The group’s convener, Comrade Igwe Ude-Umanta, issued a statement yesterday in Abuja in which he appealed to Tinubu to fill the vacant positions in the country’s interest.

The coalition argued that as it stands, Nigeria cannot undertake any serious bilateral engagement because top officials do not grant an audience to officials less than the status of an ambassador.

The coalition argued that President Tinubu and the National Assembly should critically examine the strange and abrupt recall of career and non-career Nigerian Ambassadors from all over the world in September 2023.

They noted that it is unfortunate that the Ambassadors were recalled without arrangements by the Foreign Affairs Ministry to replace them, under the pretext of lack of monies to mobilise new Ambassadors.

The group stressed that in the absence of resources to mobilize new Ambassadors, the right thing to do is to allow the recalled ones return to their duty posts since it will not require extra costs, pending when the government has enough funds for a seamless change of guard.

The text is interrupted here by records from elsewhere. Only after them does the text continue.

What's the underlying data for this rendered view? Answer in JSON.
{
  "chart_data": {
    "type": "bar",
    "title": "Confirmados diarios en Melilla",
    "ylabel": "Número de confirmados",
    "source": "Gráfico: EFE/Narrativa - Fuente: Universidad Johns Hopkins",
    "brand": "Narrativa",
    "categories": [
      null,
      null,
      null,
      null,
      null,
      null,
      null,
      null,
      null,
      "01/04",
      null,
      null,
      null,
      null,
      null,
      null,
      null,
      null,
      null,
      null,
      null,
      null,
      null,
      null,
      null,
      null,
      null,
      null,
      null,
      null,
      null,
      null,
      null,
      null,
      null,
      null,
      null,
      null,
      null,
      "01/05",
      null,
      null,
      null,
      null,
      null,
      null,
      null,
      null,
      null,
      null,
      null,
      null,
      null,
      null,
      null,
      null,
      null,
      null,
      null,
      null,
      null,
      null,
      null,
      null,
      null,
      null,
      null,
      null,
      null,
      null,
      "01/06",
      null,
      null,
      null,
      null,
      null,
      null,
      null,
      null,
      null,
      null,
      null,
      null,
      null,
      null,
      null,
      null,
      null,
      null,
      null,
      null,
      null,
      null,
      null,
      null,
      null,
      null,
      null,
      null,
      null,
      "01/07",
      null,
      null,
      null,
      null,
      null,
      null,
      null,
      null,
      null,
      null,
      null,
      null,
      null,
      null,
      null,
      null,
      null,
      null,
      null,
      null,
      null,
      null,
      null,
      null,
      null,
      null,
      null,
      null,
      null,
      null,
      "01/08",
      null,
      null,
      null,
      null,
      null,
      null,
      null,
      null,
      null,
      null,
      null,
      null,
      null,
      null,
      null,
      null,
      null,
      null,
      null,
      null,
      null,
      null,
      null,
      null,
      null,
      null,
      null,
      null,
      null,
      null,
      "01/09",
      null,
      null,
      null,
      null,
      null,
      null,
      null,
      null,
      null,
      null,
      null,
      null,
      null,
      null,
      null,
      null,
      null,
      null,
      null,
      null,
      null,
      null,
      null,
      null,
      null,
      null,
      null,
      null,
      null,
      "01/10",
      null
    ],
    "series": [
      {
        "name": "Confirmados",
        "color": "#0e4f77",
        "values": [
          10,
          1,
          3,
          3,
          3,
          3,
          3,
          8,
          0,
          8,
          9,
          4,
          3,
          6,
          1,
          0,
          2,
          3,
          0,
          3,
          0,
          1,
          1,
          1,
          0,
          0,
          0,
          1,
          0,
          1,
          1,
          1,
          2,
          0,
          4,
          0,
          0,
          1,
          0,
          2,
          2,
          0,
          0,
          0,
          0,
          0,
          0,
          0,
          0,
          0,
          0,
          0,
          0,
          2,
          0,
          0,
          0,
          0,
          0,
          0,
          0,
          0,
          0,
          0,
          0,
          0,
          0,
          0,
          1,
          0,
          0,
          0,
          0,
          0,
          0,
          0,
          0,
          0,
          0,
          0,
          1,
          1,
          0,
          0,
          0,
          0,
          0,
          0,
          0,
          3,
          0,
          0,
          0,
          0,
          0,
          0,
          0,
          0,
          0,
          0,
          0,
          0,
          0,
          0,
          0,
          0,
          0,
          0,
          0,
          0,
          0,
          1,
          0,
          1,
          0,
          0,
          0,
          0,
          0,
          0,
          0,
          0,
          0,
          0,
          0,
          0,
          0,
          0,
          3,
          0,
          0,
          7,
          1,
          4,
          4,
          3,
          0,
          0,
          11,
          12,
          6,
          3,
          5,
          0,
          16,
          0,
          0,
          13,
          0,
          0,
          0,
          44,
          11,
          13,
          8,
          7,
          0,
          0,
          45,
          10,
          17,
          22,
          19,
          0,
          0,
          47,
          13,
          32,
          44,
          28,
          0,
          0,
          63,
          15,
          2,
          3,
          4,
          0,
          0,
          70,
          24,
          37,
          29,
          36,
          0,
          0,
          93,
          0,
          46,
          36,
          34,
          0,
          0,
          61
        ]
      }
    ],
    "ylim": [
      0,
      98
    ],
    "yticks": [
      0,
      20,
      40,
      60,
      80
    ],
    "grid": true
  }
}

It accused the Minister of Foreign Affairs, Yusuf Tuggar and the ministry’s permanent secretary, Ibrahim Adamu Lamuwa, of not addressing the problem.

They alleged: “It is evident that the minister and the now suspended Permanent Secretary prefer the foreign missions not having ambassadors.

As embarrassing and costly as it is, it serves some personal interests for them as they will be servicing those missions directly.

They appealed to Tinubu to clear the alleged mess by sacking Tuggar and Lamuwa.